Ajit Deshpande - - 0 Comments

The payments industry has seen significant evolution over the past three years. Continued rapid growth in ecommerce and online payments, the emergence of payment dongles, and increased focus on in-store shopping experiences have all resulted in significant innovation at Point of Sale for brick and mortar stores. Last week, PayPal, which is a key player in this ecosystem, launched an opt-in mobile check-in service experiment in Germany, in partnership with local tablet-based POS startup Orderbird. With this service, a PayPal mobile app user can ‘check-in’ when entering a brick and mortar store (similar to a FourSquare check-in), at which time the store will be able to provide the user with personalized offers and recommendations based on the user’s preferences.

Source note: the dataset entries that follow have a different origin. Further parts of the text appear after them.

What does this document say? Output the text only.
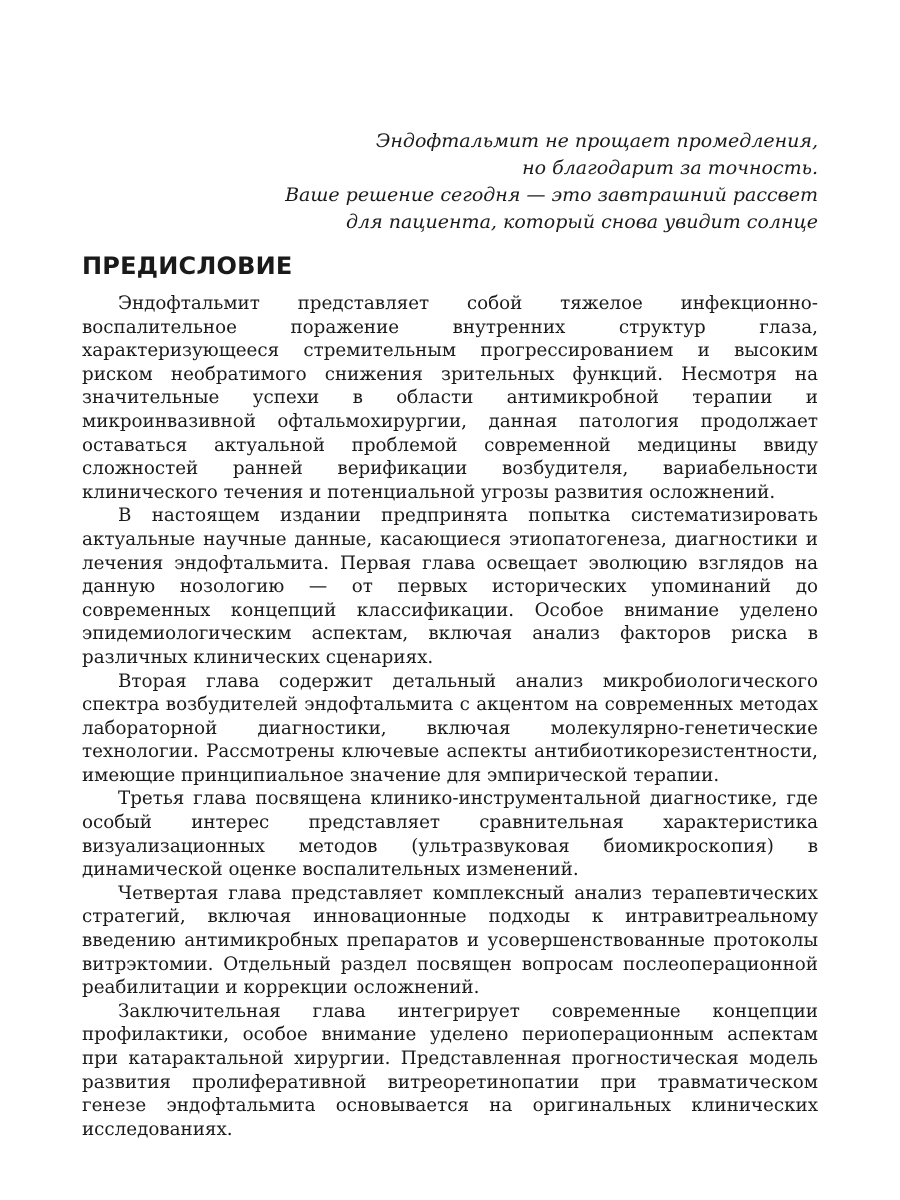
Эндофтальмит не прощает промедления,
но благодарит за точность.
Ваше решение сегодня — это завтрашний рассвет
для пациента, который снова увидит солнце
ПРЕДИСЛОВИЕ

Эндофтальмит представляет собой тяжелое инфекционно-воспалительное поражение внутренних структур глаза, характеризующееся стремительным прогрессированием и высоким риском необратимого снижения зрительных функций. Несмотря на значительные успехи в области антимикробной терапии и микроинвазивной офтальмохирургии, данная патология продолжает оставаться актуальной проблемой современной медицины ввиду сложностей ранней верификации возбудителя, вариабельности клинического течения и потенциальной угрозы развития осложнений.

В настоящем издании предпринята попытка систематизировать актуальные научные данные, касающиеся этиопатогенеза, диагностики и лечения эндофтальмита. Первая глава освещает эволюцию взглядов на данную нозологию — от первых исторических упоминаний до современных концепций классификации. Особое внимание уделено эпидемиологическим аспектам, включая анализ факторов риска в различных клинических сценариях.

Вторая глава содержит детальный анализ микробиологического спектра возбудителей эндофтальмита с акцентом на современных методах лабораторной диагностики, включая молекулярно-генетические технологии. Рассмотрены ключевые аспекты антибиотикорезистентности, имеющие принципиальное значение для эмпирической терапии.

Третья глава посвящена клинико-инструментальной диагностике, где особый интерес представляет сравнительная характеристика визуализационных методов (ультразвуковая биомикроскопия) в динамической оценке воспалительных изменений.

Четвертая глава представляет комплексный анализ терапевтических стратегий, включая инновационные подходы к интравитреальному введению антимикробных препаратов и усовершенствованные протоколы витрэктомии. Отдельный раздел посвящен вопросам послеоперационной реабилитации и коррекции осложнений.

Заключительная глава интегрирует современные концепции профилактики, особое внимание уделено периоперационным аспектам при катарактальной хирургии. Представленная прогностическая модель развития пролиферативной витреоретинопатии при травматическом генезе эндофтальмита основывается на оригинальных клинических исследованиях.
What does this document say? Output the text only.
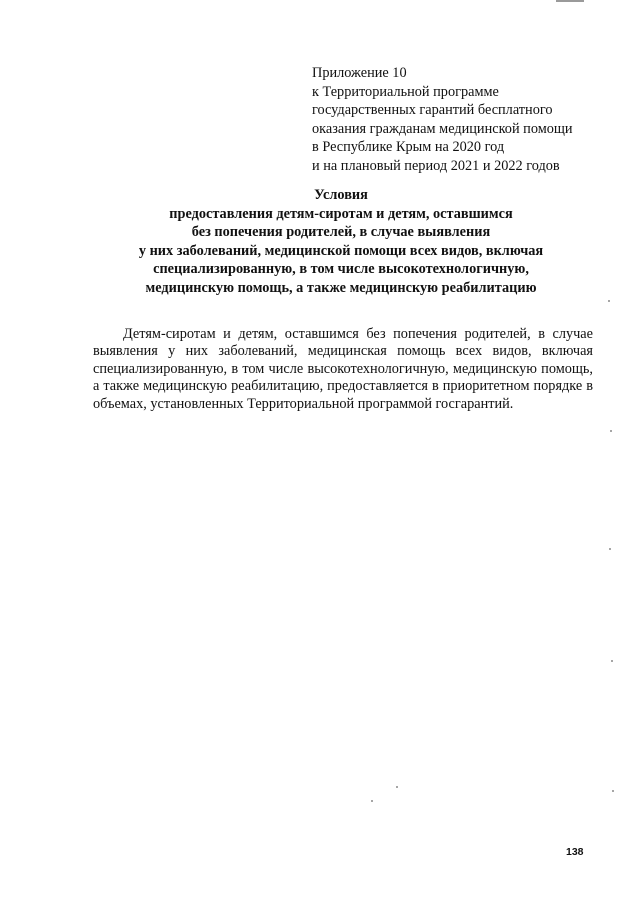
Приложение 10
к Территориальной программе
государственных гарантий бесплатного
оказания гражданам медицинской помощи
в Республике Крым на 2020 год
и на плановый период 2021 и 2022 годов
Условия
предоставления детям-сиротам и детям, оставшимся
без попечения родителей, в случае выявления
у них заболеваний, медицинской помощи всех видов, включая
специализированную, в том числе высокотехнологичную,
медицинскую помощь, а также медицинскую реабилитацию

Детям-сиротам и детям, оставшимся без попечения родителей, в случае выявления у них заболеваний, медицинская помощь всех видов, включая специализированную, в том числе высокотехнологичную, медицинскую помощь, а также медицинскую реабилитацию, предоставляется в приоритетном порядке в объемах, установленных Территориальной программой госгарантий.

138
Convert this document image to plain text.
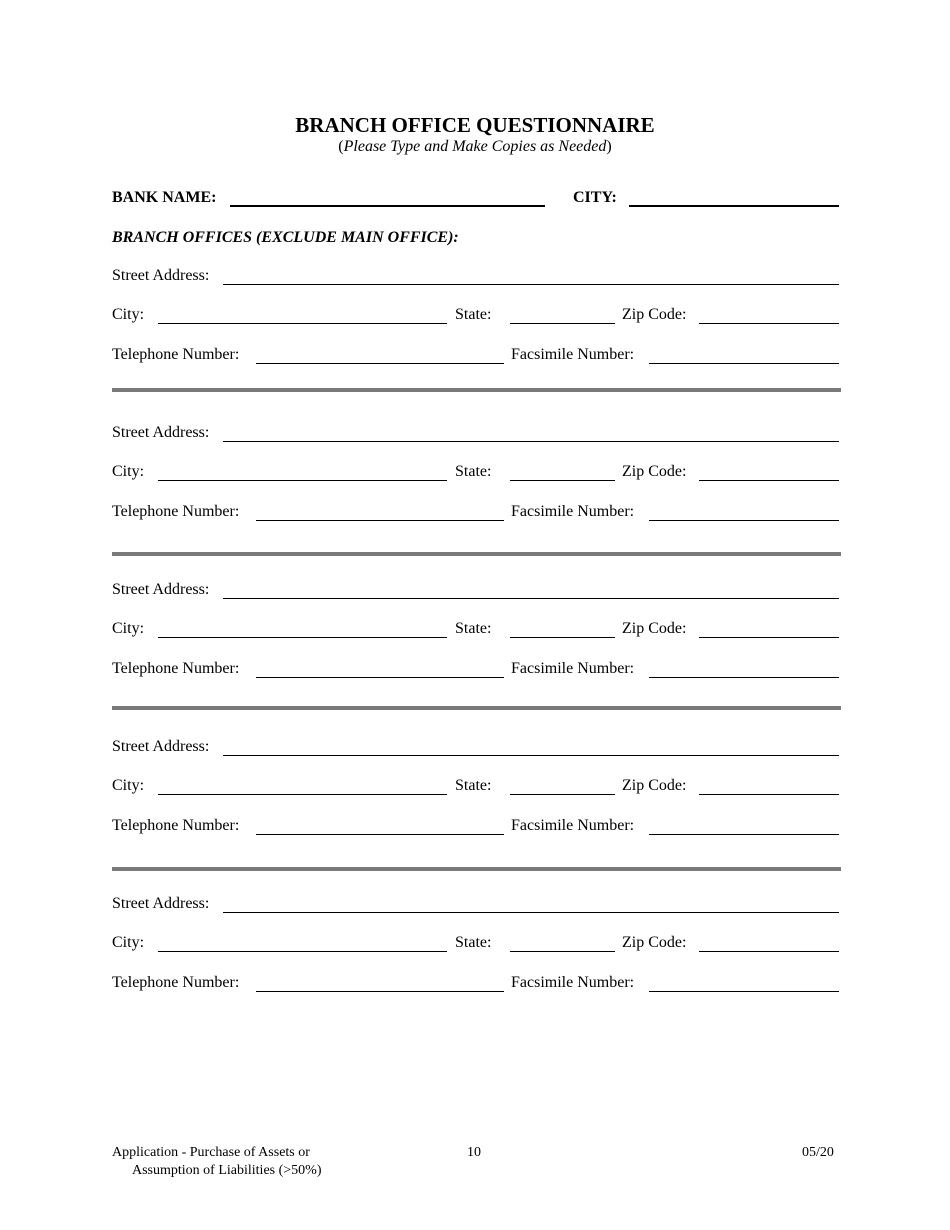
BRANCH OFFICE QUESTIONNAIRE
(Please Type and Make Copies as Needed)
BANK NAME:	CITY:
BRANCH OFFICES (EXCLUDE MAIN OFFICE):
Street Address:
City:	State:	Zip Code:
Telephone Number:	Facsimile Number:
Street Address:
City:	State:	Zip Code:
Telephone Number:	Facsimile Number:
Street Address:
City:	State:	Zip Code:
Telephone Number:	Facsimile Number:
Street Address:
City:	State:	Zip Code:
Telephone Number:	Facsimile Number:
Street Address:
City:	State:	Zip Code:
Telephone Number:	Facsimile Number:
Application - Purchase of Assets or
Assumption of Liabilities (>50%)
10	05/20
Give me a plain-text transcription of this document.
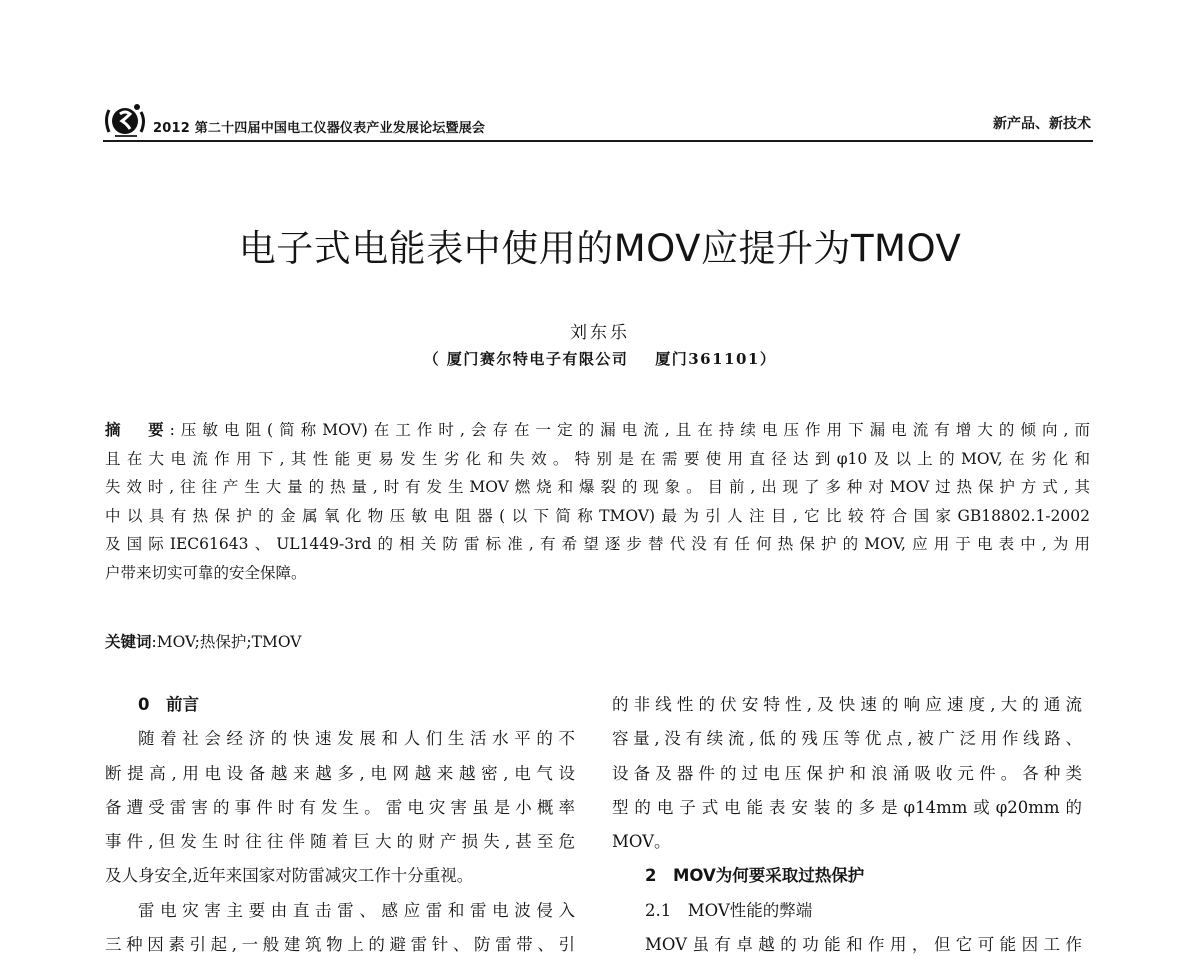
2012 第二十四届中国电工仪器仪表产业发展论坛暨展会	新产品、新技术
电子式电能表中使用的MOV应提升为TMOV
刘东乐
（ 厦门赛尔特电子有限公司    厦门361101）
摘　要:压敏电阻(简称MOV)在工作时,会存在一定的漏电流,且在持续电压作用下漏电流有增大的倾向,而
且在大电流作用下,其性能更易发生劣化和失效。特别是在需要使用直径达到φ10及以上的MOV,在劣化和
失效时,往往产生大量的热量,时有发生MOV燃烧和爆裂的现象。目前,出现了多种对MOV过热保护方式,其
中以具有热保护的金属氧化物压敏电阻器(以下简称TMOV)最为引人注目,它比较符合国家GB18802.1-2002
及国际IEC61643、UL1449-3rd的相关防雷标准,有希望逐步替代没有任何热保护的MOV,应用于电表中,为用
户带来切实可靠的安全保障。
关键词:MOV;热保护;TMOV
0　前言
随着社会经济的快速发展和人们生活水平的不
断提高,用电设备越来越多,电网越来越密,电气设
备遭受雷害的事件时有发生。雷电灾害虽是小概率
事件,但发生时往往伴随着巨大的财产损失,甚至危
及人身安全,近年来国家对防雷减灾工作十分重视。
雷电灾害主要由直击雷、感应雷和雷电波侵入
三种因素引起,一般建筑物上的避雷针、防雷带、引
的非线性的伏安特性,及快速的响应速度,大的通流
容量,没有续流,低的残压等优点,被广泛用作线路、
设备及器件的过电压保护和浪涌吸收元件。各种类
型的电子式电能表安装的多是φ14mm或φ20mm的
MOV。
2　MOV为何要采取过热保护
2.1　MOV性能的弊端
MOV虽有卓越的功能和作用，但它可能因工作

While still transaction-focused, of all the financial services players, PayPal is closest to being a ‘community’ of sorts, since beyond the transaction amounts, PayPal also has information around the transactional relationships within its individual users. If this ongoing mobile check-in experiment takes off, PayPal will be able to build on this community aspect and learn even more about user preferences, which in turn will open up the world of offers and daily deals for the company. This ongoing use-case is not that different from the FourSquare use-case, however what will make this service truly intriguing is when the Bluetooth Low Energy (BTLE) based PayPal Beacon gets incorporated into retail stores to automate the check-in and payment processes. That is when PayPal will be able to more realistically weigh the revenue benefits to it from check-ins and offers against the increased financial risk from quicker, less validated, check-in dependent financial transactions. That is also when the picture might become clearer vis a vis the value of BTLE (and by association, of NFC) for secure, user-friendly financial transactions.

The ongoing experimental service being launched by PayPal and Orderbird might be a small one, but its implications on the future of brick and mortar payments will probably be significant!